The US Federal Trade Commission recently announced that it would hold a workshop on privacy issues associated with cross-device targeting. Afterward, I expect the FTC to implement guidelines that will placate some critics. I have no issue with that. The challenge for the ad tech industry, however, is that the FTC is only US-based. There is a similar body in every other country but no global consensus among them.
The US is arguably the world’s largest marketplace, but I question whether the government here is innovating. I don’t see new technologies or ecosystems arising from new guidelines. Instead I see potential roadblocks that could distract marketers from solving customer problems. As a result, consumers could suffer as marketers focus on compliance, rather than the experiences they deliver. Since I don’t foresee a global privacy standard being agreed to in the next decade, I am concerned that rather than moving forward, the industry could stagnate or, worse, go backward.

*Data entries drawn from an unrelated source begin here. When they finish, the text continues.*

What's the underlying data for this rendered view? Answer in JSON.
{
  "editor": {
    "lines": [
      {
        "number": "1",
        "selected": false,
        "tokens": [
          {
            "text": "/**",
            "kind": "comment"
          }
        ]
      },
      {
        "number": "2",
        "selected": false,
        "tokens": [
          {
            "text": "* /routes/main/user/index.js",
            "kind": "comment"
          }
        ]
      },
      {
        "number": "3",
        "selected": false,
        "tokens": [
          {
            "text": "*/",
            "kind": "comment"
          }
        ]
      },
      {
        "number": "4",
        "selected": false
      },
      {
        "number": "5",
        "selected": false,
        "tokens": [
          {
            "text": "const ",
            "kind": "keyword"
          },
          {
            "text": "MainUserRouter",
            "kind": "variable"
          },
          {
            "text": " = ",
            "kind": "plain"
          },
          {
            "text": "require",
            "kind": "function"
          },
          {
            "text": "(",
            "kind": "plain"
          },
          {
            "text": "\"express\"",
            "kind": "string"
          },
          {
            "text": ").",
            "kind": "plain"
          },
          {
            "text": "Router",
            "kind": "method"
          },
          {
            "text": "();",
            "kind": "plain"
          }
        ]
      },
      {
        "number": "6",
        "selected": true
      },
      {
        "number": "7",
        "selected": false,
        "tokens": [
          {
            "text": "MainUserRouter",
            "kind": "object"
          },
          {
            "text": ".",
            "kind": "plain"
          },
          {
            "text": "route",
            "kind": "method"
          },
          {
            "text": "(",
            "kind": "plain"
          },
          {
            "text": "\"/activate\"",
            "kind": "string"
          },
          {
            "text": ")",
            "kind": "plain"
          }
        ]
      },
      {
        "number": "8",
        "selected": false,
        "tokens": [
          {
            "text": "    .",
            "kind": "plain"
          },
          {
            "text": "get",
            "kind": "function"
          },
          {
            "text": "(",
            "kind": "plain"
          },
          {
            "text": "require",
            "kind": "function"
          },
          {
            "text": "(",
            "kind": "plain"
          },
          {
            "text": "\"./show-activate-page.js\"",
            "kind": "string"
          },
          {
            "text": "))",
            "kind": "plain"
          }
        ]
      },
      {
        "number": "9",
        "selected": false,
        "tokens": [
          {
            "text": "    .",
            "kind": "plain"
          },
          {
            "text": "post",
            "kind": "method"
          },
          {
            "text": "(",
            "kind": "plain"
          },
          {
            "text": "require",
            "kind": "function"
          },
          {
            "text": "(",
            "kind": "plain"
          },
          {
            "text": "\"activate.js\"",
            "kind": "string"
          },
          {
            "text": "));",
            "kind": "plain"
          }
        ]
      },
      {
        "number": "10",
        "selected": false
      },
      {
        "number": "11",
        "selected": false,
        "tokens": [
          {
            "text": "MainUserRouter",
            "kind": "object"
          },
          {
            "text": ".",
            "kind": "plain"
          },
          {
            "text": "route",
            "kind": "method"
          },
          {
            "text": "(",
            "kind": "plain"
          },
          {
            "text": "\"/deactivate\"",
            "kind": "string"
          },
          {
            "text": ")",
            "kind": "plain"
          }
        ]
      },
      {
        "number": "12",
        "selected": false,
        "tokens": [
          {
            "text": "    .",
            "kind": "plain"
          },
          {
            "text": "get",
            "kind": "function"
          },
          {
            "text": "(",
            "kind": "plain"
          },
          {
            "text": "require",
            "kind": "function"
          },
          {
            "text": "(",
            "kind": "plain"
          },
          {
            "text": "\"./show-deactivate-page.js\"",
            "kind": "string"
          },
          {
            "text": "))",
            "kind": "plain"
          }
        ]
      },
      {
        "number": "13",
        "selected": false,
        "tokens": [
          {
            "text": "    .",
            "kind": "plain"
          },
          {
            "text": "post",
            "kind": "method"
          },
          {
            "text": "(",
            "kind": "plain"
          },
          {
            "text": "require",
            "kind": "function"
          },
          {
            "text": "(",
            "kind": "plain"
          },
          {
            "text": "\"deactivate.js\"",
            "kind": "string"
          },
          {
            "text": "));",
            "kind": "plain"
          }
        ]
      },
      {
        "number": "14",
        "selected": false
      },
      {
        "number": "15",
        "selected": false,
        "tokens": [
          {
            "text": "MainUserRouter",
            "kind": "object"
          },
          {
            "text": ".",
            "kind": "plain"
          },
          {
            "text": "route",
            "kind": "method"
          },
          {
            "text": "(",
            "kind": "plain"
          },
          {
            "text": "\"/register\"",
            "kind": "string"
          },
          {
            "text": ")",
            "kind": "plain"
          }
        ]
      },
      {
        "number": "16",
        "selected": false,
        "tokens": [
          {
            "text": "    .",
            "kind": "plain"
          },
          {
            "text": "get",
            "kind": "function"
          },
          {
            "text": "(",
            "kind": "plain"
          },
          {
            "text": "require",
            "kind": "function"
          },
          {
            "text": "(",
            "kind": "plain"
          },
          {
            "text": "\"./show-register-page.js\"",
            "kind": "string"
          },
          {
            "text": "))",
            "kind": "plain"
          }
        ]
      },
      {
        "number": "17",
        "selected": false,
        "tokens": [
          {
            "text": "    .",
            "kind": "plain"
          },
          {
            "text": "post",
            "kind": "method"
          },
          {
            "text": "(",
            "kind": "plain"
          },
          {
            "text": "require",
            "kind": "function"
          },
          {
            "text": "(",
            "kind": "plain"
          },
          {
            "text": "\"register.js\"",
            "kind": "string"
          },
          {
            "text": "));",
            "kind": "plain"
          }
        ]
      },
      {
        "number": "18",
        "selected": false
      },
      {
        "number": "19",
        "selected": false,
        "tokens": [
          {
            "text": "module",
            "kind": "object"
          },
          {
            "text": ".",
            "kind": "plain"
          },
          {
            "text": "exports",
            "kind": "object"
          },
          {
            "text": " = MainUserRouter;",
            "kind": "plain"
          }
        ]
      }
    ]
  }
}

Consumers’ expectations are at an all-time high. We don’t care if we log into an advertiser’s website via our smartphone, tablet or laptop. The device is simply a means to an end. We want a consistent and easy experience regardless. And if we don’t get one, we’re likely to take to Twitter or Facebook to complain about it. To meet these demands marketers need data. It’s no Catch-22, but neither is it a dynamic that sits comfortably with some people.
A new era is dawning. It’s not being driven by marketers, but by consumers. They hold all the cards and they are dictating how brands engage with them. In many ways, what they’re saying is different from the headlines. Many consumers want marketing to feel like a service, and for each piece of data they hand over, they want to see an incremental increase in the value provided to them.
Marketing is only effective when it adds value and solves a problem. Data is the key to this. Without it, brands are staring down the loaded gun of the Internet and shooting off content in all sorts of random directions. That’s not value. It’s spam. And it’s not want consumers want.
Everything has a price, and privacy’s price is convenience.